Дети положили книжки и задумчиво уставились на него. Да ведь ему, похоже, очень жарко! Его несчастная лысина уже покрывалась розовыми пятнышками: ива шевелила своими зелёными руками под ветерком и пропускала солнечные лучи. Если бы у него на голове было хотя бы вполовину столько же волос, сколько на подбородке…
– У Евангелины в корзинке для рукоделия были какие-то ножницы, – задумчиво сказал Каро.
– А на столе стоял клей, – добавила Линди.
Добраться до затылка профессора Храппеля оказалось не так-то просто, но вскоре у него не осталось большой чёрной бороды, зато появилась роскошная кудрявая чёлка. Поскольку остальная часть головы осталась лысой, как яйцо, следует признать, что выглядел профессор несколько странно.
И в этот миг произошло сразу несколько событий. Появилась мисс Крилль, которая наконец решилась выбраться из-за беседки; тут же из-за угла выскочила за ней вопящая Евангелина и три заливающиеся лаем собаки; из парадной двери вышли мадемуазель и весьма разгневанная тётя Аделаида (видимо, мадемуазель всё это время требовала расчёта); а у розовой клумбы, где до этого вроде бы никого не было, дети увидели няню Матильду.
При виде герра профессора Храппеля, вырывающего пучки чёрных волос оттуда, где их доселе не водилось, мисс Крилль внезапно остановилась, вонзившись каблуками в гравий дорожки с такой силой, что каменная крошка брызнула маленькими острыми фонтанчиками. Мадемуазель воскликнула: «О-ля-ля!» – и уставилась изумлённо через зелёные ленты шляпки, а тётя Аделаида снизошла с крыльца, всем своим видом говоря: «Это конец!» Ириска и Изюминка воспользовались моментом, когда никто на них не смотрел, и ловко укусили Мопса прямо в зад. А няня Матильда подняла свою большую чёрную палку.
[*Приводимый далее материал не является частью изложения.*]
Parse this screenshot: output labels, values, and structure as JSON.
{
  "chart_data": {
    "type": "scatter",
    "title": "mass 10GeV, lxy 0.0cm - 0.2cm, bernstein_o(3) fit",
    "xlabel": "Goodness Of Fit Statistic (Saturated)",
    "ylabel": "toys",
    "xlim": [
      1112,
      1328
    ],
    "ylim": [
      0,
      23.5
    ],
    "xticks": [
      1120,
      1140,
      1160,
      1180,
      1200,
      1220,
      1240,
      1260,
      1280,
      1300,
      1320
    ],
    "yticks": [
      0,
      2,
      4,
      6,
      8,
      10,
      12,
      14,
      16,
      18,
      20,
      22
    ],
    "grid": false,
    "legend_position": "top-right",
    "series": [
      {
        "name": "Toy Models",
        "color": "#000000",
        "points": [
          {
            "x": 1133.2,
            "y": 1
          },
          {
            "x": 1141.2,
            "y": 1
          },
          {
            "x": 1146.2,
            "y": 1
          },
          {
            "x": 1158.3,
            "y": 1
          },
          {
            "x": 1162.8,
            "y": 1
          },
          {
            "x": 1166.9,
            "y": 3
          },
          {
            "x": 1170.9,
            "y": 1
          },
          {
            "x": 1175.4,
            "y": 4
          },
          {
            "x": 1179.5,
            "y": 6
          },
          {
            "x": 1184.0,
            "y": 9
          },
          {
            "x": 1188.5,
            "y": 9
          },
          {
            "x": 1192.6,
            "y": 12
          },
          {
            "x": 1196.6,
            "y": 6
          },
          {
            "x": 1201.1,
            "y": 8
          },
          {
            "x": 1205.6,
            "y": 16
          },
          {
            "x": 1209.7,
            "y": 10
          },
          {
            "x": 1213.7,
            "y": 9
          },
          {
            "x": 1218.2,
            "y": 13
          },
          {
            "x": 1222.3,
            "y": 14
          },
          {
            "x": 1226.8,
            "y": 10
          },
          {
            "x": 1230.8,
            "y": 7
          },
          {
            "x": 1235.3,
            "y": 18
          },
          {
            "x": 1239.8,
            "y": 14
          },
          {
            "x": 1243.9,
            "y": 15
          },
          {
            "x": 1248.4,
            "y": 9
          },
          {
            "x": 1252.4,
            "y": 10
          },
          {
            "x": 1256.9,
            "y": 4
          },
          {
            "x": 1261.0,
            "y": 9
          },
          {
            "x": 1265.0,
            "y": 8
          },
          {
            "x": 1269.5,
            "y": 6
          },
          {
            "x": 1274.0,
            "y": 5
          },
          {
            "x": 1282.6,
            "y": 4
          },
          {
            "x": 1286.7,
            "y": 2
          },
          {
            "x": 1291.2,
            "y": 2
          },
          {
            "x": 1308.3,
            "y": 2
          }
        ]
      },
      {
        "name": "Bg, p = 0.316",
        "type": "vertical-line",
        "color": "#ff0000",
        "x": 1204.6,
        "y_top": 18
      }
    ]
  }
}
Палка опустилась с глухим ударом, и Джоанна взяла ножницы, подошла к Саре и – чик-чик-чик! – принялась отрезать её кудряшки. «Ой, – взвизгнула Сара, – не надо!» Но Джоанну это не остановило. На самом деле её ничто не могло остановить, даже она сама. И не успела Сара снова вскрикнуть «ой!», как Софи взяла клей, намазала ей подбородок, а Гетти собрала отрезанные кудряшки – и у Сары появилась золотистая бородка. А Сара выхватила ножницы у Джоанны и бросилась к Доминику, а Фенелла занялась клеем… Скоро все дети стали такими же лысыми, как профессор Храппель, зато у каждого отросло по бородке. Притом что они по-прежнему были одеты в Евангелинины пунцовые и фиолетовые платья и чёрные ботинки на пуговицах, выглядело это всё донельзя странно. Но ножницы сверкали в воздухе, и хлюпал клей. Дети не хотели стричь и клеить, но прекратить не могли. И теперь неостриженным осталось только Дитя.
Дети стояли вокруг него с несчастным видом, а Дитя горестно смотрело на них. Но теперь ножницы оказались в руках Ребекки, и, хотя она даже пальцами не шевелила, ножницы угрожающе защёлкали.